What are potential problems?

$362 billion of subprime adjustable rate mortgages are scheduled to reset next year. A typical subprime loan could start at 7% and rise to 9.5% after two years.

$152 billion of other loans with adjustable rates are set to reset according to Bank of America Securities.

Many mortgage loans were acquired without provision of third-party financial verification.

1.35 million Homes will enter the foreclosure process this year and another 1.44 million next year. Foreclosed homes typically sell as a discount of 20% to 25% compared to the sale of an owner-occupied home, because these homes typically need significant repairs. Moreover, the expected further decline in housing prices could add to the default totals because home borrowers have reduced home equity cushions.

Close to 30% of mergers and acquisitions in the first half of 2007 were conducted by leveraged buyout institutions. These institutions relied heavily on leverage to consummate their buyouts and depend upon an ebullient market to maintain the confidence of their lenders and investors.

While the Federal Reserve still predicts a modest growth in the economy for 2008, thereby avoiding recession, almost all economists predict a decline in economic activity over the next twelve to eighteen months irrespective of Federal Reserve Policy.

Commodity prices—copper, oil, wheat—have risen dramatically this past year. Moreover, growth in demand from third world countries should keep commodity prices relatively high.

Outside auditors need to opine on inventory pricing, whether its securities or finished goods in order to provide a “fairness opinion for year end statement purposes.” Financial companies that are heavily leveraged run the greatest risk because significant markdowns of their Level III inventory (inventory that does not have clearly delineated priced comparables) are significantly larger than their net worth.
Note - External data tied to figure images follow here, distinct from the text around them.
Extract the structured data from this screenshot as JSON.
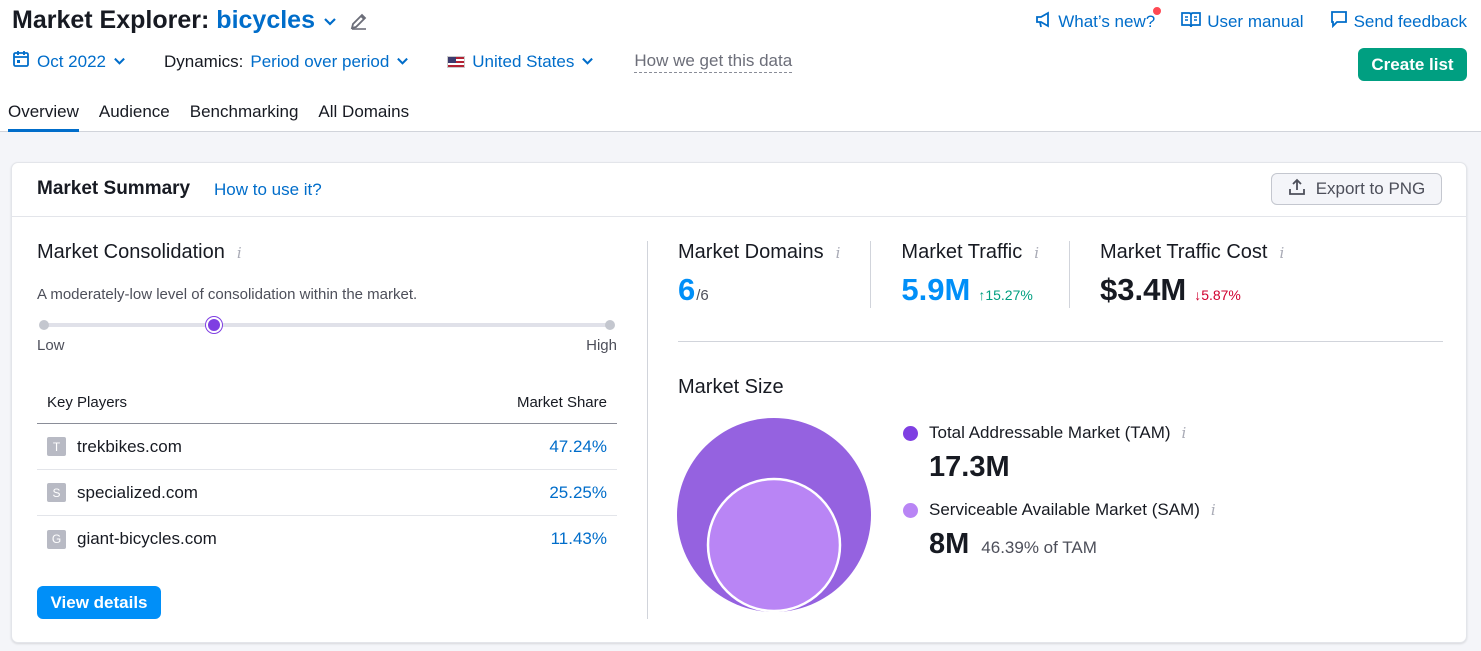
{
  "header": {
    "title_prefix": "Market Explorer:",
    "keyword": "bicycles",
    "links": {
      "whats_new": "What’s new?",
      "user_manual": "User manual",
      "send_feedback": "Send feedback"
    }
  },
  "filters": {
    "date": "Oct 2022",
    "dynamics_label": "Dynamics:",
    "dynamics_value": "Period over period",
    "country": "United States",
    "how_data": "How we get this data"
  },
  "create_list": "Create list",
  "tabs": [
    {
      "label": "Overview",
      "active": true
    },
    {
      "label": "Audience",
      "active": false
    },
    {
      "label": "Benchmarking",
      "active": false
    },
    {
      "label": "All Domains",
      "active": false
    }
  ],
  "summary": {
    "title": "Market Summary",
    "how_to_use": "How to use it?",
    "export": "Export to PNG"
  },
  "consolidation": {
    "title": "Market Consolidation",
    "description": "A moderately-low level of consolidation within the market.",
    "low": "Low",
    "high": "High",
    "level": 0.3
  },
  "key_players": {
    "col_players": "Key Players",
    "col_share": "Market Share",
    "rows": [
      {
        "letter": "T",
        "domain": "trekbikes.com",
        "share": "47.24%"
      },
      {
        "letter": "S",
        "domain": "specialized.com",
        "share": "25.25%"
      },
      {
        "letter": "G",
        "domain": "giant-bicycles.com",
        "share": "11.43%"
      }
    ]
  },
  "view_details": "View details",
  "metrics": {
    "domains": {
      "label": "Market Domains",
      "value": "6",
      "total": "/6"
    },
    "traffic": {
      "label": "Market Traffic",
      "value": "5.9M",
      "delta": "15.27%"
    },
    "cost": {
      "label": "Market Traffic Cost",
      "value": "$3.4M",
      "delta": "5.87%"
    }
  },
  "market_size": {
    "title": "Market Size",
    "tam": {
      "label": "Total Addressable Market (TAM)",
      "value": "17.3M",
      "color": "#9562e0"
    },
    "sam": {
      "label": "Serviceable Available Market (SAM)",
      "value": "8M",
      "pct": "46.39% of TAM",
      "color": "#b985f5"
    }
  },
  "icons": [
    "calendar-icon",
    "chevron-down-icon",
    "pencil-icon",
    "megaphone-icon",
    "book-icon",
    "feedback-icon",
    "us-flag-icon",
    "export-icon",
    "info-icon",
    "arrow-up-icon",
    "arrow-down-icon"
  ]
}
Personal savings rates last year were negative. Consumer consumption was maintained through increase use of credit card debt and home equity loans.

Conclusion

In conclusion, we probably have to go back to the decade of the 1970’s to find a comparable period. That is, the market setbacks of 1987 and 1998 were short-term affairs. We clearly are in much more difficult times. Unfortunately, while we can possibly be surprised on the upside as our country experienced with Franklin Roosevelt and Abraham Lincoln, none of the current presidential candidates have articulated meaningful domestic policy proposals to arrest the problem.